The decision, which Wall Street has been waiting for since Mayer joined the company in 2012, cheered shareholders because they will directly reap all the remaining profit from Yahoo’s prescient investment, which cost almost nothing a decade ago but is now worth about $39.5 billion.
In the process, Yahoo will avoid any taxes on the transaction but will be stripped of its single most valuable asset. The Alibaba stake alone now makes up nearly 85% of Yahoo’s market value.
Resolving the Alibaba question now turns the spotlight on Mayer’s plans to turn around Yahoo’s core internet advertising business, which has dealt with years of declining revenue as advertisers and internet users switched their money and attention to flashier, more innovative services from competitors like Google, Facebook and Twitter.
Mayer delivered a report card on her turnaround plan on Tuesday, noting that overall revenue and profit fell in the fourth quarter. But the company’s mobile businesses, as well as other newer initiatives, like so-called native ads, showed rapid growth.

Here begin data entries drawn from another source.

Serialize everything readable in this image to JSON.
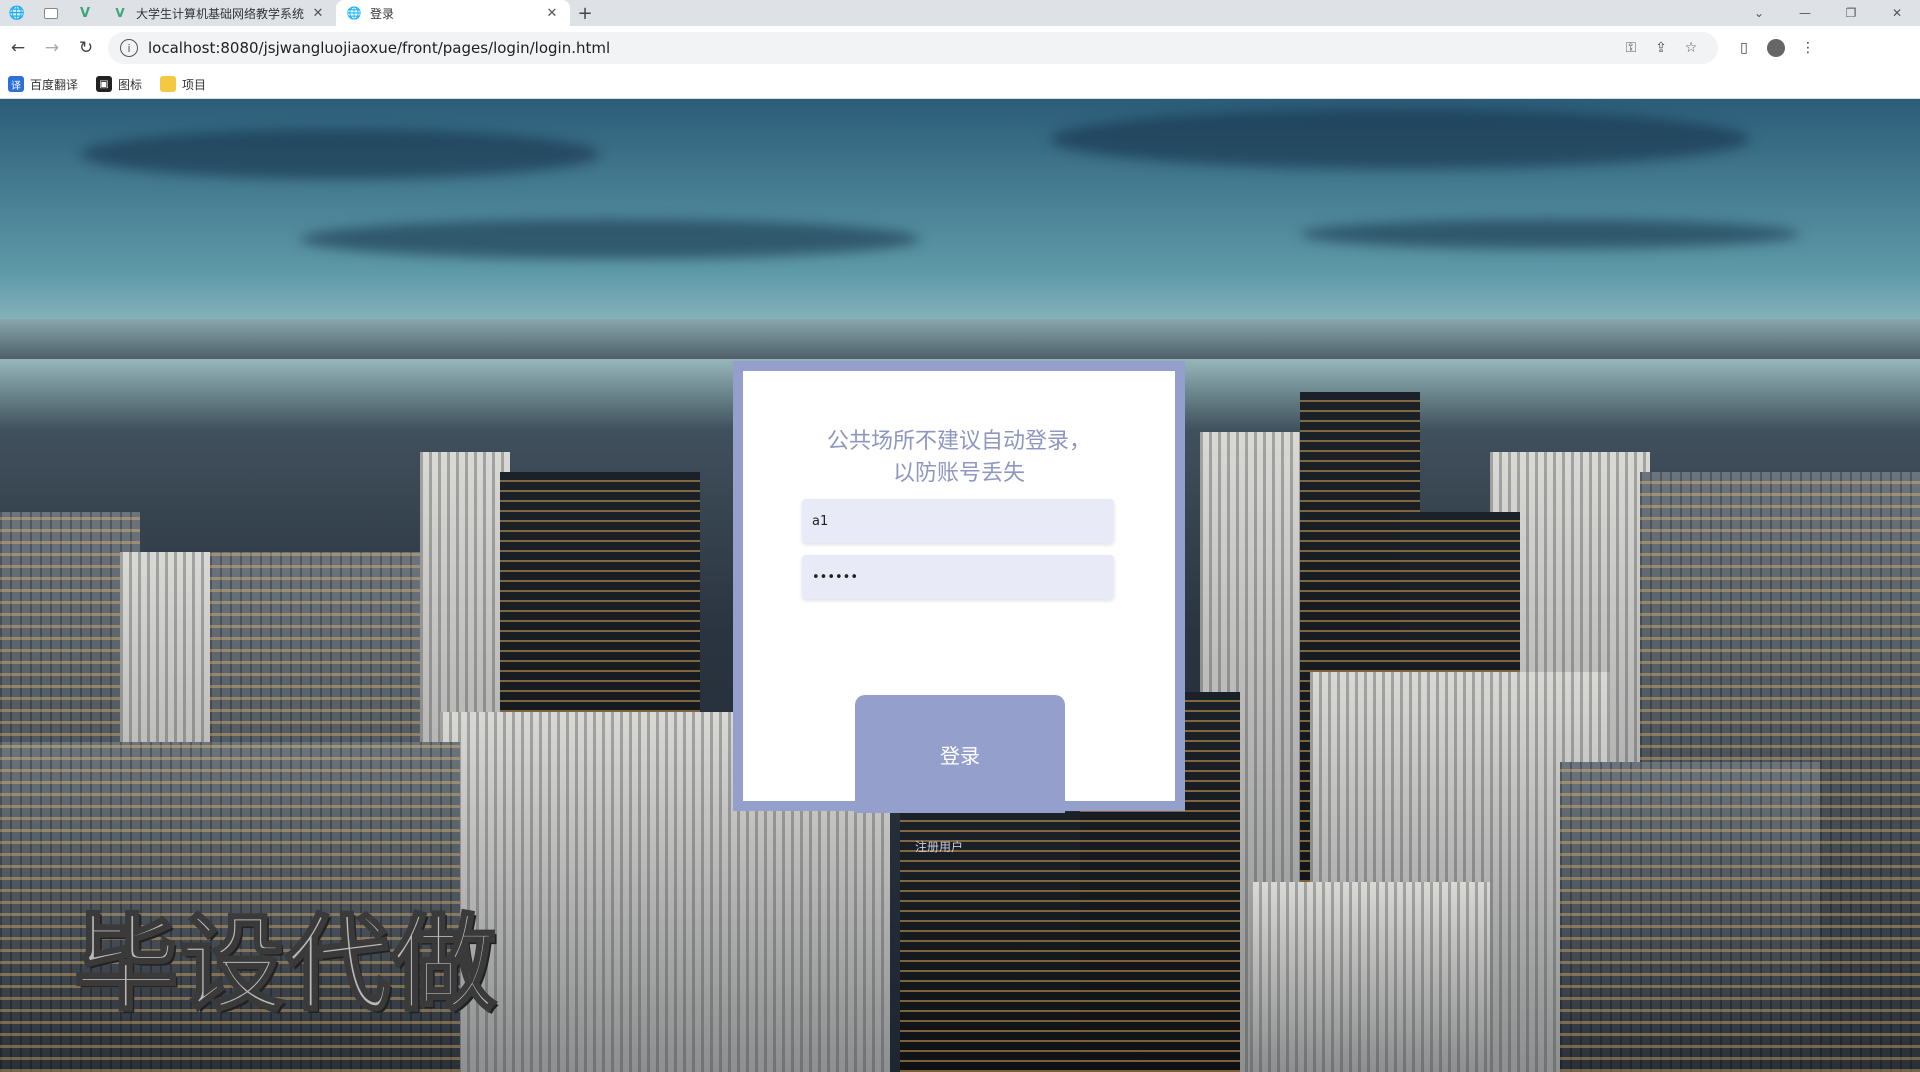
{
  "browser": {
    "tabs": [
      {
        "title": "大学生计算机基础网络教学系统",
        "active": false
      },
      {
        "title": "登录",
        "active": true
      }
    ],
    "new_tab": "+",
    "window_controls": [
      "⌄",
      "—",
      "❐",
      "✕"
    ],
    "url": "localhost:8080/jsjwangluojiaoxue/front/pages/login/login.html",
    "bookmarks": [
      {
        "label": "百度翻译",
        "icon": "baidu-translate-icon"
      },
      {
        "label": "图标",
        "icon": "image-icon"
      },
      {
        "label": "项目",
        "icon": "folder-icon"
      }
    ]
  },
  "login": {
    "tip_line1": "公共场所不建议自动登录，",
    "tip_line2": "以防账号丢失",
    "username_value": "a1",
    "password_value": "••••••",
    "login_button": "登录",
    "register_link": "注册用户"
  },
  "watermark": "毕设代做",
  "colors": {
    "accent": "#959fcc",
    "tip_text": "#8f97c0",
    "field_bg": "#e8ebf7"
  }
}
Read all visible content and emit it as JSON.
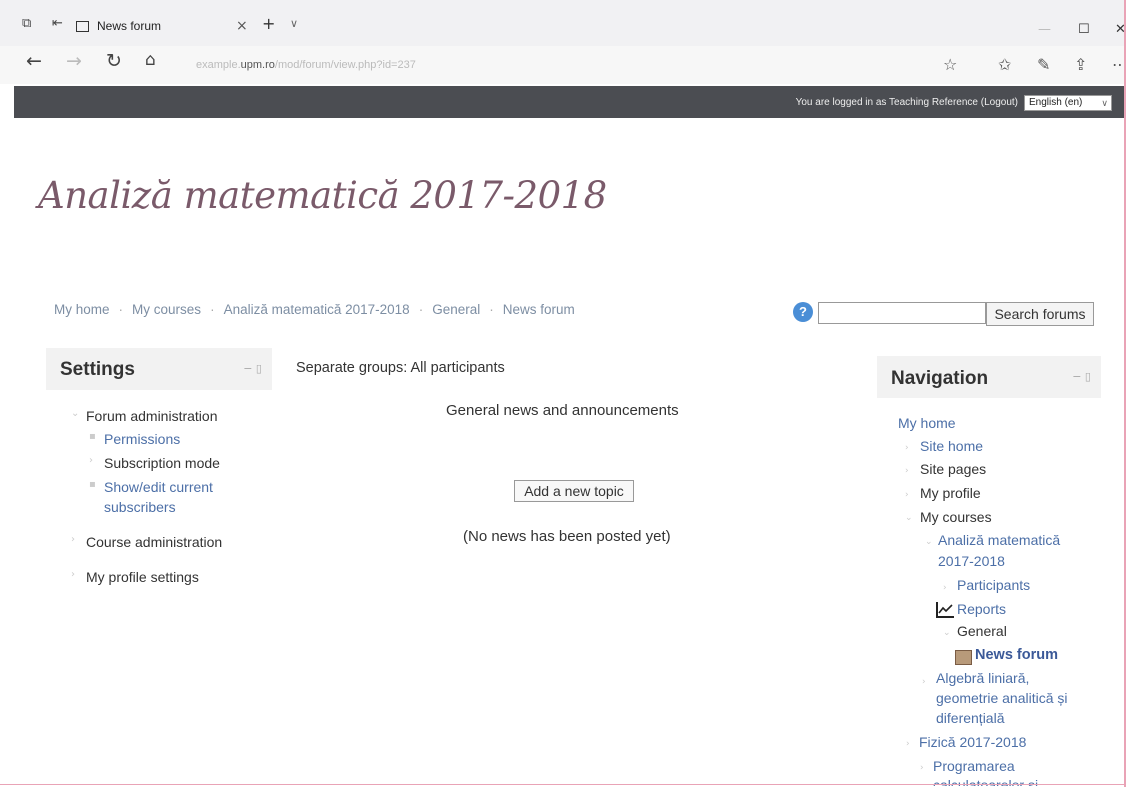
{
  "browser": {
    "tab_title": "News forum",
    "address_prefix": "example.",
    "address_host": "upm.ro",
    "address_path": "/mod/forum/view.php?id=237"
  },
  "header": {
    "login_info": "You are logged in as Teaching Reference (Logout)",
    "language": "English (en)"
  },
  "course_title": "Analiză matematică 2017-2018",
  "breadcrumb": [
    "My home",
    "My courses",
    "Analiză matematică 2017-2018",
    "General",
    "News forum"
  ],
  "search": {
    "button_label": "Search forums",
    "help": "?"
  },
  "settings": {
    "title": "Settings",
    "forum_admin": "Forum administration",
    "permissions": "Permissions",
    "subscription_mode": "Subscription mode",
    "show_edit_line1": "Show/edit current",
    "show_edit_line2": "subscribers",
    "course_admin": "Course administration",
    "profile_settings": "My profile settings"
  },
  "main": {
    "groups": "Separate groups: All participants",
    "intro": "General news and announcements",
    "add_topic": "Add a new topic",
    "no_news": "(No news has been posted yet)"
  },
  "navigation": {
    "title": "Navigation",
    "my_home": "My home",
    "site_home": "Site home",
    "site_pages": "Site pages",
    "my_profile": "My profile",
    "my_courses": "My courses",
    "course_line1": "Analiză matematică",
    "course_line2": "2017-2018",
    "participants": "Participants",
    "reports": "Reports",
    "general": "General",
    "news_forum": "News forum",
    "algebra_line1": "Algebră liniară,",
    "algebra_line2": "geometrie analitică și",
    "algebra_line3": "diferențială",
    "fizica": "Fizică 2017-2018",
    "programarea_line1": "Programarea",
    "programarea_line2": "calculatoarelor și"
  }
}
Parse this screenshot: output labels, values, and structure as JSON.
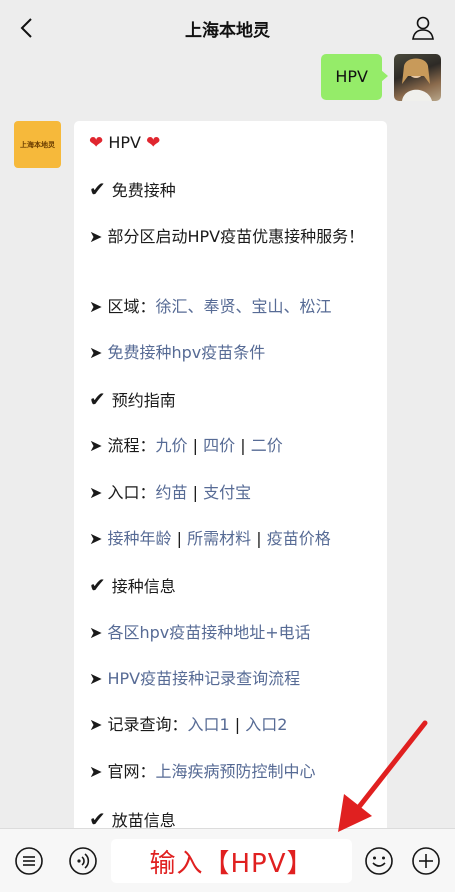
{
  "header": {
    "title": "上海本地灵"
  },
  "outgoing": {
    "text": "HPV"
  },
  "bot": {
    "avatar_text": "上海本地灵"
  },
  "message": {
    "title": "HPV",
    "s1": "免费接种",
    "l1": "部分区启动HPV疫苗优惠接种服务！",
    "l2_label": "区域：",
    "l2_links": "徐汇、奉贤、宝山、松江",
    "l3": "免费接种hpv疫苗条件",
    "s2": "预约指南",
    "l4_label": "流程：",
    "l4_a": "九价",
    "l4_b": "四价",
    "l4_c": "二价",
    "l5_label": "入口：",
    "l5_a": "约苗",
    "l5_b": "支付宝",
    "l6_a": "接种年龄",
    "l6_b": "所需材料",
    "l6_c": "疫苗价格",
    "s3": "接种信息",
    "l7": "各区hpv疫苗接种地址+电话",
    "l8": "HPV疫苗接种记录查询流程",
    "l9_label": "记录查询：",
    "l9_a": "入口1",
    "l9_b": "入口2",
    "l10_label": "官网：",
    "l10_link": "上海疾病预防控制中心",
    "s4": "放苗信息",
    "arrow_marker": "➤",
    "check_marker": "✔",
    "separator": "|"
  },
  "input_bar": {
    "overlay_text": "输入【HPV】"
  },
  "icons": [
    "back-icon",
    "user-icon",
    "menu-icon",
    "voice-icon",
    "emoji-icon",
    "plus-icon"
  ]
}
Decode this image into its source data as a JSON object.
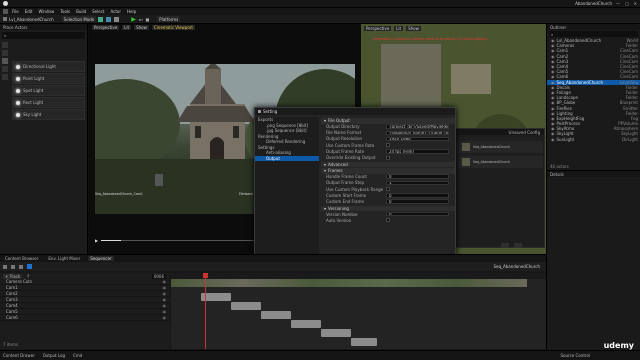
{
  "window": {
    "title": "AbandonedChurch"
  },
  "menu": [
    "File",
    "Edit",
    "Window",
    "Tools",
    "Build",
    "Select",
    "Actor",
    "Help"
  ],
  "toolbar": {
    "mode": "Selection Mode",
    "platforms": "Platforms"
  },
  "level_tab": "Lvl_AbandonedChurch",
  "place_actors": {
    "title": "Place Actors",
    "items": [
      "Directional Light",
      "Point Light",
      "Spot Light",
      "Rect Light",
      "Sky Light"
    ]
  },
  "viewport1": {
    "buttons": [
      "Perspective",
      "Lit",
      "Show",
      "Cinematic Viewport"
    ],
    "shot_label": "Seq_AbandonedChurch_Cam1",
    "info": "Filmback Preset: 16:9 DSLR | Zoom: 35 mm | Av: 2.8"
  },
  "viewport2": {
    "buttons": [
      "Perspective",
      "Lit",
      "Show"
    ],
    "warning": "Previewing in viewport. Lighting needs to be rebuilt (10 unbuilt objects)"
  },
  "dialog": {
    "title": "Setting",
    "nav": [
      {
        "label": "Exports",
        "indent": 0
      },
      {
        "label": ".png Sequence [8bit]",
        "indent": 1
      },
      {
        "label": ".jpg Sequence [8bit]",
        "indent": 1
      },
      {
        "label": "Rendering",
        "indent": 0
      },
      {
        "label": "Deferred Rendering",
        "indent": 1
      },
      {
        "label": "Settings",
        "indent": 0
      },
      {
        "label": "Anti-aliasing",
        "indent": 1
      },
      {
        "label": "Output",
        "indent": 1,
        "selected": true
      }
    ],
    "sections": [
      {
        "title": "File Output",
        "props": [
          {
            "label": "Output Directory",
            "value": "{project_dir}/Saved/MovieRenders/"
          },
          {
            "label": "File Name Format",
            "value": "{sequence_name}.{frame_number}"
          },
          {
            "label": "Output Resolution",
            "value": "1920     1080"
          },
          {
            "label": "Use Custom Frame Rate",
            "value": ""
          },
          {
            "label": "Output Frame Rate",
            "value": "24 fps (Film)"
          },
          {
            "label": "Override Existing Output",
            "value": ""
          }
        ]
      },
      {
        "title": "Advanced",
        "props": []
      },
      {
        "title": "Frames",
        "props": [
          {
            "label": "Handle Frame Count",
            "value": "0"
          },
          {
            "label": "Output Frame Step",
            "value": "1"
          },
          {
            "label": "Use Custom Playback Range",
            "value": ""
          },
          {
            "label": "Custom Start Frame",
            "value": "0"
          },
          {
            "label": "Custom End Frame",
            "value": "0"
          }
        ]
      },
      {
        "title": "Versioning",
        "props": [
          {
            "label": "Version Number",
            "value": "0"
          },
          {
            "label": "Auto Version",
            "value": ""
          }
        ]
      }
    ],
    "description": "A list of {format_strings} and example values that are valid to use in the File Name Format: {level_name} => L_AbandonedChurch {sequence_name} => Seq_AbandonedChurch {job_name} => Seq_AbandonedChurch {frame_rate} => 24",
    "cancel": "Cancel",
    "accept": "Accept"
  },
  "render_queue": {
    "title": "Unsaved Config",
    "jobs": [
      "Seq_AbandonedChurch",
      "Seq_AbandonedChurch"
    ]
  },
  "outliner": {
    "title": "Outliner",
    "items": [
      {
        "label": "Lvl_AbandonedChurch",
        "type": "World"
      },
      {
        "label": "Cameras",
        "type": "Folder"
      },
      {
        "label": "Cam1",
        "type": "CineCam"
      },
      {
        "label": "Cam2",
        "type": "CineCam"
      },
      {
        "label": "Cam3",
        "type": "CineCam"
      },
      {
        "label": "Cam4",
        "type": "CineCam"
      },
      {
        "label": "Cam5",
        "type": "CineCam"
      },
      {
        "label": "Cam6",
        "type": "CineCam"
      },
      {
        "label": "Seq_AbandonedChurch",
        "type": "LevelSeq"
      },
      {
        "label": "Decals",
        "type": "Folder"
      },
      {
        "label": "Foliage",
        "type": "Folder"
      },
      {
        "label": "Landscape",
        "type": "Folder"
      },
      {
        "label": "BP_Globe",
        "type": "Blueprint"
      },
      {
        "label": "Fireflies",
        "type": "Emitter"
      },
      {
        "label": "Lighting",
        "type": "Folder"
      },
      {
        "label": "ExpHeightFog",
        "type": "Fog"
      },
      {
        "label": "PostProcess",
        "type": "PPVolume"
      },
      {
        "label": "SkyAtmo",
        "type": "Atmosphere"
      },
      {
        "label": "SkyLight",
        "type": "SkyLight"
      },
      {
        "label": "SunLight",
        "type": "DirLight"
      }
    ],
    "count": "40 actors"
  },
  "details": {
    "title": "Details"
  },
  "sequencer": {
    "tabs": [
      "Content Browser",
      "Env. Light Mixer",
      "Sequencer"
    ],
    "seq_name": "Seq_AbandonedChurch",
    "track_button": "+ Track",
    "tracks": [
      "Camera Cuts",
      "Cam1",
      "Cam2",
      "Cam3",
      "Cam4",
      "Cam5",
      "Cam6"
    ],
    "current_frame": "0006",
    "items_count": "7 items",
    "shots": [
      0,
      1,
      2,
      3,
      4,
      5
    ]
  },
  "status": {
    "left": [
      "Content Drawer",
      "Output Log",
      "Cmd"
    ],
    "right": "Source Control"
  },
  "brand": "udemy"
}
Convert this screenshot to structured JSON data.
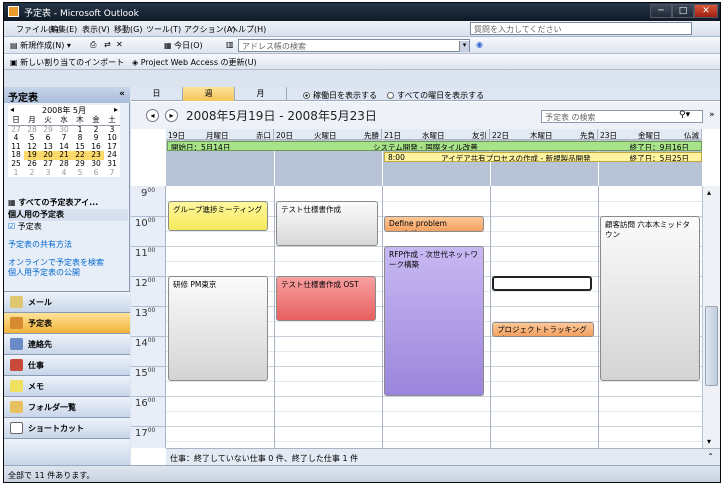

Still, the immediate reaction to the Alibaba announcement was positive, with investors driving Yahoo’s stock up about 7% in after-hours trading after disclosure of the plan.“It’s kind of hard not to view it as an unadulterated positive,” said Mark Mahaney, who follows the internet industry for RBC Capital Markets. “This was the single biggest issue raised by activists.”
The Alibaba news overshadowed Yahoo’s report on its fourth-quarter results, which gave little indication that Mayer’s turnaround plan was taking hold.
Yahoo reported revenue of $1.25 billion and adjusted profit of 30 cents a share in the quarter, slightly exceeding Wall Street’s expectations. Analysts had on average expected the company to report revenue of $1.18 billion and adjusted earnings of 29 cents a share, according to data collected by S&P Capital IQ.
The company’s net income was $166 million, or 17 cents a share, in the fourth quarter, compared with $348 million, or 33 cents a share, in the same quarter a year ago.
Yahoo sold a hefty chunk of its stake in Alibaba in September when the Chinese company sold shares in an initial public offering. Yahoo had a $10.3-billion gain from the sale, but nearly 40% of that was eaten up by taxes.
Yahoo executives promised shareholders that they would find a way to dispose of the rest of the Alibaba stake in a way that incurred a much lower tax bill. Their solution — a spinoff of the Alibaba stake and a Yahoo operating business — avoids $16 billion in corporate taxes that Yahoo would have owed if it had simply sold the stake, executives said. Investors will receive shares in the spun-off entity in proportion to their stakes in Yahoo. The spinoff is expected to be completed in the fourth quarter.